2) Bill and Tom said there were 4 BRICK designs in the works (meaning
on Tom's computer, not at the optical shop yet) 3 (brick type I,II,III - their nomenclature) used a "new" (they're term, i won't speculate) airspaced triplet
design with glasses already conjectured here. *All 3* used
spherical curves, according to bill & tom. the 92mm was a type II.
3) the type IV is also a triplet but had 2 aspheric surfaces. that's the design that ought
to out-perform everything ever made ever by anyone ever anywhere,
evah. (my hyperbole
) this is also the most difficult to implement.
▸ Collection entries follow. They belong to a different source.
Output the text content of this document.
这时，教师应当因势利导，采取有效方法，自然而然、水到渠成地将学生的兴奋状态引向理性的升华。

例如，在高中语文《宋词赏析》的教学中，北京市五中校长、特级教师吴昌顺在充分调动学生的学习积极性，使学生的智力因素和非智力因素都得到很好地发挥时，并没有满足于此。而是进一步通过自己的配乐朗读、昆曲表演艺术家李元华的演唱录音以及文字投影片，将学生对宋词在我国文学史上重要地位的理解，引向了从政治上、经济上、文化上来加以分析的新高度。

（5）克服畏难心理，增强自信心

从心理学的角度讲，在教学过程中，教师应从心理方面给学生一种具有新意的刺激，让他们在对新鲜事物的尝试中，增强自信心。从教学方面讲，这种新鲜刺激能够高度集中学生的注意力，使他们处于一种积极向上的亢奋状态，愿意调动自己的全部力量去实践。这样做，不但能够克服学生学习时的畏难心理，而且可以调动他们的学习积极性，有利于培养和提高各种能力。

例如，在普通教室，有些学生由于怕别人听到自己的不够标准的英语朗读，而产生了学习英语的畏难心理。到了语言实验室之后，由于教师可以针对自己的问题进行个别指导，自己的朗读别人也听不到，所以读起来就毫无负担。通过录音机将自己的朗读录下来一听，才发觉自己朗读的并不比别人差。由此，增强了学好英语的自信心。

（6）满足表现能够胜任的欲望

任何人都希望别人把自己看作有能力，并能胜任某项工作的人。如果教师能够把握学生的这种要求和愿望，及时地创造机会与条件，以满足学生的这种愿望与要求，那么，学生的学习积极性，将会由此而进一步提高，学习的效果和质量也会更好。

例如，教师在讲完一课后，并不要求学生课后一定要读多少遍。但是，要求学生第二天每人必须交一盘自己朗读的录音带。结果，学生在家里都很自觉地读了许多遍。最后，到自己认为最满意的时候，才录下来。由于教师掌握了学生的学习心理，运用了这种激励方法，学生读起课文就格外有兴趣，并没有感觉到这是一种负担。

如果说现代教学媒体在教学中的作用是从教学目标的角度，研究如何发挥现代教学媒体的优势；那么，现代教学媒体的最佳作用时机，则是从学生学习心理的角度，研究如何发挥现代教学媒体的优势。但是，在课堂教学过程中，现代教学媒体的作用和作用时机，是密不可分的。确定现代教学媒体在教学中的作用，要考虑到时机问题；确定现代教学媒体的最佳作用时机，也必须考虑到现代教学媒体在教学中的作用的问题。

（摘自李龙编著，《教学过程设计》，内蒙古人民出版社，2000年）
so there are 4 brick designs in the works, of which there are 10
prototypes extant of the type II, including the one at NEAT that bill wouldn't sell, lo-end tube/rings/focuser and all, for $1000 on the spot.
so brick does not equal apheric, unless it's the as-yet-unproduced type IV. bill did not give any dates whatsoever when the other "brick" scopes are coming out. the 92 from NEAF will be at BFSP, as well as possibly a 127mm (or one close to that aperture). There will be (according to Tom) other, as yet unspecified new TMB products on display there as well.
so, does that clear things up?
92 = all spherical, airspaced triplet with on-the-abbe line glass
type IV brick = not produced yet, some ashperic surfaces.
brick = airspaced triplet, first and last surface nearly plano, just a term of endearment for TMB's new designs.